Keeping in mind the conclusions of the study in what concerns the perceived association between employment and poverty, and knowing that the unemployment rate raised from 9,4%, in 2009 to 11,1% in 2016, how can one forecast Portuguese perceptions on poverty today?
According to INE, in 2016, the unemployment rate affected mainly those under 25 years and those with low educational levels, with a more similar distribution in what concerns gender differences. Assuming that the Portuguese population still consider unemployment as one of the main causes of povert, that would mean that the perception on poor groups would be associated with young people with low educational levels. However, what happens most of the times is that these youngers stay in their parents’ house, not being responsible, not to say able, to afford their living costs. A study from Eurostat shows that the Portuguese young people leave their parents ‘house, on average, with 29 years old (the highest value in the European Union). Following the mentioned assumptions, this means that the economic pressure is put over the parents, being these the ones part of the new at-risk groups.
To create awareness to this new type of poverty, it is important that the Media include this population when referring to poverty situations. Currently, the Media reinforces poverty with images showing homeless people and other extreme and miserable forms of living.

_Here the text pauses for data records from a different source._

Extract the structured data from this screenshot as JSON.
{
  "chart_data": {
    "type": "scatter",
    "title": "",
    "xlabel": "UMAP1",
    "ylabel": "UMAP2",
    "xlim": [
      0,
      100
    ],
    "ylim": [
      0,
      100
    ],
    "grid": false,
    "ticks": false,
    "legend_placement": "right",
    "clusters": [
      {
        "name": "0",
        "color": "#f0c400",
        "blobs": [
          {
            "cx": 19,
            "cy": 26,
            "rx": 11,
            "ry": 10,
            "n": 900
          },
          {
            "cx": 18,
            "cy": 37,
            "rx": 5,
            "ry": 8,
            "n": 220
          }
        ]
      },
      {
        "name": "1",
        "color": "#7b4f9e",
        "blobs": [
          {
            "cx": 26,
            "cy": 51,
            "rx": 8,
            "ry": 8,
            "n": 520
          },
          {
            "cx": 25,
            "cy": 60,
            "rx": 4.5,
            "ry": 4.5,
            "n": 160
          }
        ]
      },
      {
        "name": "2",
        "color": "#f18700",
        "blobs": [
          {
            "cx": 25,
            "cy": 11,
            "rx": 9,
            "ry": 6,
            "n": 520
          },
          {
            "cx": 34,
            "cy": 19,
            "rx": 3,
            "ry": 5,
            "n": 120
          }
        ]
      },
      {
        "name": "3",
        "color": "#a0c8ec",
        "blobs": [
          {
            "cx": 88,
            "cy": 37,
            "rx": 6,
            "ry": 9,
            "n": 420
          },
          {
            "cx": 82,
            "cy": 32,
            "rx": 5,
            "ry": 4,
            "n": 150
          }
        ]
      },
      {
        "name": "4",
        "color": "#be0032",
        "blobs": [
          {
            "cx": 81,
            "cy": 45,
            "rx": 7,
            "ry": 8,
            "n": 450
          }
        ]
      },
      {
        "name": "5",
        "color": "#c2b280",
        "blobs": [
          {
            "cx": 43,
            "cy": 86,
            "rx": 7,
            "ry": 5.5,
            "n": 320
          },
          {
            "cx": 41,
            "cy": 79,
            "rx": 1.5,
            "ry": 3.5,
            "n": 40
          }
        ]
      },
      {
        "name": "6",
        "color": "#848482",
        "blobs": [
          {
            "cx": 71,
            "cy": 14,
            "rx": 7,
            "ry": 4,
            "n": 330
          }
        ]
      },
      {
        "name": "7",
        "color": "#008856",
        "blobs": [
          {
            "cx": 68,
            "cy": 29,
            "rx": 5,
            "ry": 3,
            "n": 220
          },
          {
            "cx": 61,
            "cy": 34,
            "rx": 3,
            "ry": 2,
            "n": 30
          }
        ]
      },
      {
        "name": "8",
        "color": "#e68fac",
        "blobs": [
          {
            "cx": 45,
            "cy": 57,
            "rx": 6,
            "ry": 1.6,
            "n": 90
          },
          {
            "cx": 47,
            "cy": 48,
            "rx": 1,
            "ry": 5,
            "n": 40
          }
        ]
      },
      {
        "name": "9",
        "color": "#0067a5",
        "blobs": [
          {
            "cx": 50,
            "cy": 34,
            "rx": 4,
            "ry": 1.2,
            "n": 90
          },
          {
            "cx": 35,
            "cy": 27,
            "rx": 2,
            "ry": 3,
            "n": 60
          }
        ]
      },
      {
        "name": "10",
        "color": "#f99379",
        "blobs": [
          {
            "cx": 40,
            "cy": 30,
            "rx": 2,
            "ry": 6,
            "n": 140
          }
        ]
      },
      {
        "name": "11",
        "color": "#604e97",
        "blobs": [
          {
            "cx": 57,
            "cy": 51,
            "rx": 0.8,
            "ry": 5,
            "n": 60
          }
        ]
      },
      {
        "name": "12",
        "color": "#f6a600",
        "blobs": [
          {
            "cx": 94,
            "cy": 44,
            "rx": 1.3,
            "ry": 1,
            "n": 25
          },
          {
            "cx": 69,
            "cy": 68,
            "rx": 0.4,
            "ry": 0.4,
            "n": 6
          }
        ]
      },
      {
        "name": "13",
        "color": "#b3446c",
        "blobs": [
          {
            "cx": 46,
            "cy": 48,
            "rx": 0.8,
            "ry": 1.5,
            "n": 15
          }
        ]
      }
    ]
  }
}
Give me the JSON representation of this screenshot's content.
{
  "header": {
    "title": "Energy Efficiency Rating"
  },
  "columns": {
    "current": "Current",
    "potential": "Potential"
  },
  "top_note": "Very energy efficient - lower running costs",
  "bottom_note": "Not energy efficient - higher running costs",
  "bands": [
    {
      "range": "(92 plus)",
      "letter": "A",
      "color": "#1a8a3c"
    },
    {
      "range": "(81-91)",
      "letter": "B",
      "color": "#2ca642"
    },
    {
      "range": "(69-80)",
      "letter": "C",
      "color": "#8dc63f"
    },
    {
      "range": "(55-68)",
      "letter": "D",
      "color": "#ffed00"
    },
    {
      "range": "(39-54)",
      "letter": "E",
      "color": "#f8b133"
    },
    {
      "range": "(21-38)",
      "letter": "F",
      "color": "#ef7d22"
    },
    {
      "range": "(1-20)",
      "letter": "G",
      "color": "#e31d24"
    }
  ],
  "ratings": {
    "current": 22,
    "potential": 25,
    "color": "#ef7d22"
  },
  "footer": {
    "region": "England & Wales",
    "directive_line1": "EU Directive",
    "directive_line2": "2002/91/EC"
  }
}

Not trying to say that these “more typical” forms of poverty are not representative and important, I believe that the Portuguese should have a wider scope on how is poverty affecting our country, creating new at-risk groups that should not be forgotten when putting politics in place. Combating poverty implies the participation of poor people to fight for their dignity, interests and aspirations. Only in a joint and personalized work there is the possibility of improving people´s self-esteem and strengthening their capacity to build a life project. For that to happen, it is also key to review social benefits (such as RSI: Rendimento Social de Inserção), evaluating the access criteria and monetary transfers values, ensuring the basic needs are satisfied.